Com a decisão do CNJ, as corte s deverão utilizar a lista exclusiva para mulheres alternadamente com a lista mista tradicional nas promoções pelo critério do merecimento.

A medida foi aprovada no dia 26 de setembro durante a 2ª Sessão Extraordinária de 2023 do CNJ no julgamento d Ato Normativo 0005605-48.2023.2.00.0000, relatado pela conselheira Salise Sanchotene. A norma altera a Resolução CNJ nº 106/2010, que trata dos critérios objetivos para a promoção de magistrados e magistradas.

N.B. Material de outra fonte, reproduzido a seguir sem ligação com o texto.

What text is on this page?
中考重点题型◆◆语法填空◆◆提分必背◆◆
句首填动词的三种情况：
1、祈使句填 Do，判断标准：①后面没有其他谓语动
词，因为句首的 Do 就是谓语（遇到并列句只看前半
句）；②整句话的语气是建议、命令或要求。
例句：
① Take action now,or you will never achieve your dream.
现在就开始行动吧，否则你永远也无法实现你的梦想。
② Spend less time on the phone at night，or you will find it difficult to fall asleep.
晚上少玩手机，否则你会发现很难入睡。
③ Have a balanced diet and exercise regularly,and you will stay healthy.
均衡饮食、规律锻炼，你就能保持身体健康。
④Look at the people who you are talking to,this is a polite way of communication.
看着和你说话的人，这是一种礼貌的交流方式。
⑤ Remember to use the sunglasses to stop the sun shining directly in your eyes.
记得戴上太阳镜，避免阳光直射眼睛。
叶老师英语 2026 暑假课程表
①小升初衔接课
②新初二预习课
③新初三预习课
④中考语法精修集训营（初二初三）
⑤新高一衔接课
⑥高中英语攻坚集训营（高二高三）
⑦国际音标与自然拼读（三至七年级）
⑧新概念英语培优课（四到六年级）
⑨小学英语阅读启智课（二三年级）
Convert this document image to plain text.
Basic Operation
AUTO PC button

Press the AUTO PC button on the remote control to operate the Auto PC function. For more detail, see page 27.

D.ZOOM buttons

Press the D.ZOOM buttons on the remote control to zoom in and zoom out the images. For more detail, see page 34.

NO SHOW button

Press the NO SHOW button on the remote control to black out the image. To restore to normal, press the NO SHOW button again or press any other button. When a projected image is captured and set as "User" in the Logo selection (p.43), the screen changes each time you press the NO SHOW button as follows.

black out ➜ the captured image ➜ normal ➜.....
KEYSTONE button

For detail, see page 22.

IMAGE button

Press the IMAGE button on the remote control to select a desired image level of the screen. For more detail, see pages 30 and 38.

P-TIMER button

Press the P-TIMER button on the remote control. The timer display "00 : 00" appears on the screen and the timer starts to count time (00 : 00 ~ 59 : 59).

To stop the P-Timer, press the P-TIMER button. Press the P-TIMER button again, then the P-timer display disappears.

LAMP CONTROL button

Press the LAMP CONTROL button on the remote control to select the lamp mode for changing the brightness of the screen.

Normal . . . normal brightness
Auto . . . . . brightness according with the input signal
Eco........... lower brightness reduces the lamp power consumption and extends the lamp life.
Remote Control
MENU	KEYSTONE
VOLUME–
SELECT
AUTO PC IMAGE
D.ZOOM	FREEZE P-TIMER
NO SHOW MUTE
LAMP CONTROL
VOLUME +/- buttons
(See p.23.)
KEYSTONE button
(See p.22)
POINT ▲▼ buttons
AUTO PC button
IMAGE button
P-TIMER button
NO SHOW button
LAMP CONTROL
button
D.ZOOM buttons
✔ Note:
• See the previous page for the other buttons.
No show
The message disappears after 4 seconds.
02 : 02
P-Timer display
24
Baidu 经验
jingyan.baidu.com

De acordo com a advogada Carol Frota, foi apresentado um requerimento na OAB/AM destinado à OAB federal, solicitando a Instituição de Paridade de Gênero nas Eleições da OAB.

“O que nós temos é um requerimento de autoria da advogada Adriane Magalhães buscando a aprovação junto ao Conselho Federal da OAB sobre o requerimento da paridade que vai garantir essas vagas pelo lado da OAB/AM. Ainda não estou muito bem diante dos detalhes do que o CNJ aprovou, mas sei que eles aprovaram. Eu não sei se isso vai garantir as vagas da OAB e se ela está inserida nesse contexto. Eu acredito que não porque somos uma instituição autônoma”, afirmou.

Carol Frota afirmou que as advogadas ainda estão conversando e as possibilidades da indicação de mulheres para desembargadora existem. Ela relembra que já enfrentou a lista tríplice do TRE-AM quando era a única candidata, mas infelizmente o presidente da República não escolheu seu nome.

“E a candidata Adriane Magalhães também não conseguiu figurar na lista tríplice. Nós enfrentamos violência política, violência de gênero entre diversos pontos. Já é muita dificuldade você tomar a decisão de concorrer sendo mulher”, disse.